Assim, o discurso do direito das crianças no estádio sucumbe em falas de responsabilização individual, questões mercadológicas ou somente argumento para firmar políticas de segurança pública repressiva, caminhando longe de outras questões fundamentais. 

 

O exercício de desnaturalizar o estado de coisas em nosso cotidiano é desconfortável. Afinal, as coisas estão nos seus devidos lugares até momento que ousamos perceber que essa organização representa não-lugares de tantas outras coisas. O Estádio de futebol, espaço reproduzido como democrático, onde todos se vestem da mesma paixão e apagam divergências para unir as mesmas cores, sempre distanciou sujeitos historicamente oprimidos, estes, incluídos apenas sob condição de se fantasiarem de iguais, ainda que suas diferenças continuem como palco para desigualdade material e reprodução de preconceitos. 

 

O discurso familista vazio é apenas um argumento moralista para obscurecer o alavancamento do abismo social no esporte que, em vez de pensar a violência estrutural da sociedade e suas refrações no futebol, passa a ter a expressão imediata como problema central. Se não fosse assim, as medidas para se incluir as famílias no estádios estariam voltadas para a construção de uma cultura que absorvesse a diversidade dos arranjos familiares, que pensasse a estrutura das praças esportivas para a inclusão desses setores e que construísse possibilidades de ambientes menos hostis para mulheres e crianças. 

 

Afinal, não é somente a violência entre as torcidas que limita esse espaço. Ir ao estádio é uma saga: horário dos jogos, valores absurdos, amostra grátis da forma como a polícia age nas periferias e, por fim, toda uma estrutura física e de serviços que envolve a reprodução do patriarcado e do adultocentrismo. 

 

Por isso, nesse debate, a dificuldade de acessibilidade, a repressão policial, o preço dos ingressos, além de, obviamente, a reprodução machista de responsabilização das mulheres são elementos importantes a serem refletidos.
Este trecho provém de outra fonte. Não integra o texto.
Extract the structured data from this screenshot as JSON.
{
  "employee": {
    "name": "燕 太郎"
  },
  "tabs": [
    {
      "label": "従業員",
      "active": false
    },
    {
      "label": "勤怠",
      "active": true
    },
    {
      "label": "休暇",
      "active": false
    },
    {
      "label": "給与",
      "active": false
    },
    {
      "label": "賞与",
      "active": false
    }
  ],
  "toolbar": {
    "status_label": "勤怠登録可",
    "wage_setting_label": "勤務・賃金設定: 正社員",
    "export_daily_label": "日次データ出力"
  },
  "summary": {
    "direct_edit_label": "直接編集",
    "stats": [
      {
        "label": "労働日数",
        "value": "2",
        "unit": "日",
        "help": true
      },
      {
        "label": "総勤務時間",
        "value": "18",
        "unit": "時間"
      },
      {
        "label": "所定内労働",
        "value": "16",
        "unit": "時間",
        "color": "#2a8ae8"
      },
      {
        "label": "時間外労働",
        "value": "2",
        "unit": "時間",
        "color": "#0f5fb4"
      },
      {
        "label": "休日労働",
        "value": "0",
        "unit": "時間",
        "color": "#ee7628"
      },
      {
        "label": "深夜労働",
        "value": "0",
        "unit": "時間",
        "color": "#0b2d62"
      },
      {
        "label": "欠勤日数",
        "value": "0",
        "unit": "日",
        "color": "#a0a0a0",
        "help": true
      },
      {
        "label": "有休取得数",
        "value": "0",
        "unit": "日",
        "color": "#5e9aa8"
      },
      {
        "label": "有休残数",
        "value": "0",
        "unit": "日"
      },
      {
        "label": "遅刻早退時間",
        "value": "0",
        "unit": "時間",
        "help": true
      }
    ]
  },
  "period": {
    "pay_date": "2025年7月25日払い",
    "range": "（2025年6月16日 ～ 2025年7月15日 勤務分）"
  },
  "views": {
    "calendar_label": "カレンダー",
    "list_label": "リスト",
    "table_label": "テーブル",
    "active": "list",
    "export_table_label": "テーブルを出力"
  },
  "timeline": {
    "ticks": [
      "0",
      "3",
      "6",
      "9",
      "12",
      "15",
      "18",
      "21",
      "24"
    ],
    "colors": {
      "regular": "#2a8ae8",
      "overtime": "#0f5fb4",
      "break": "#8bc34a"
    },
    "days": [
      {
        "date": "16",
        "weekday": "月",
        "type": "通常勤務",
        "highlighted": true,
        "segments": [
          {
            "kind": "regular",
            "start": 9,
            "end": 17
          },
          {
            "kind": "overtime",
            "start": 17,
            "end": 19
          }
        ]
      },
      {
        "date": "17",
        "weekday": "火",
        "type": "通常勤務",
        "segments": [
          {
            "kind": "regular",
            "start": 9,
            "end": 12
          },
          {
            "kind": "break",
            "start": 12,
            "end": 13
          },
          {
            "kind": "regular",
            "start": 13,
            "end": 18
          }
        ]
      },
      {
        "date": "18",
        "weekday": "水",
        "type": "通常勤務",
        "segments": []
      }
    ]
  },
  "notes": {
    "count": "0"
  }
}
Quantas mães deixam de ir ao estádio para ficar com as crianças em casa enquanto seus companheiros e/ou pais de seus/suas filhos/as estão nas arquibancadas exercendo seu direito de lazer? Muitos homens adoram idealizar a passagem para seus filhos (a flexão de gênero aqui não é mera conversão linguística) pelo seu clube, mas poucos estão dispostos a compartilhar o processo de cuidado efetivo no espaço público e privado.

 

A arquibancada quer mesmo acolher as crianças? Quem tem filhos/as sabe que sair com elas é um trampo: exige tempo, bagagem, dinheiro e paciência dos adultos, seja dos responsáveis seja de quem está em volta. Quantas arenas/estádios tem "banheiros família"? Quantos banheiros têm trocadores de fralda, inclusive nos masculinos? Quantos clubes pensam, além da lei da gratuidade, ações de acolhimento e serviços durante os jogos para crianças de todas as idades? Quantas torcidas pensam em não tornar aquele lugar um espaço de aprendizado para os meninos serem machões e para as meninas serem objetificadas? 

 

Se o discurso de incluir as crianças nos estádios quiser se estabelecer na realidade será necessário pensar a questão da paternidade responsável e crítica, num ambiente que ainda é hegemonicamente masculino, será fundamental pensar como incluir as mulheres mães (inclusive parando de romantizar agressões verbais de cunho machista e lgbtfóbico como provocações aceitáveis), além de exercer a tolerância com a diversidade, afinal, famílias existem de todas cores, credos, formas e amores e não somente aquela do comercial de margarina. 

 

Assim, há um longo caminho a ser percorrido para esse seja um ambiente de todas as pessoas, para que as crianças possam exercer seu direito e possam existir nesses lugares sem riscos diversos, com menos custo e com mais potencialidade lúdica, pedagógica, de entretenimento e cidadania, para cultivar uma paixão tão bonita que, por vezes, atravessa as gerações familiares. 

 

Até lá, nós torcedores/as precisaremos assumir a responsabilidade paterna, desnaturalizar a responsabilização exclusiva da mulher, além de desenvolver ações coletivas de redes de solidariedade com as famílias que vão ao estádio, possibilitando cuidado e proteção aos/às pequenos/as torcedores/as que aprenderão a curtir o futebol sem precisar excluir e violentar o outro.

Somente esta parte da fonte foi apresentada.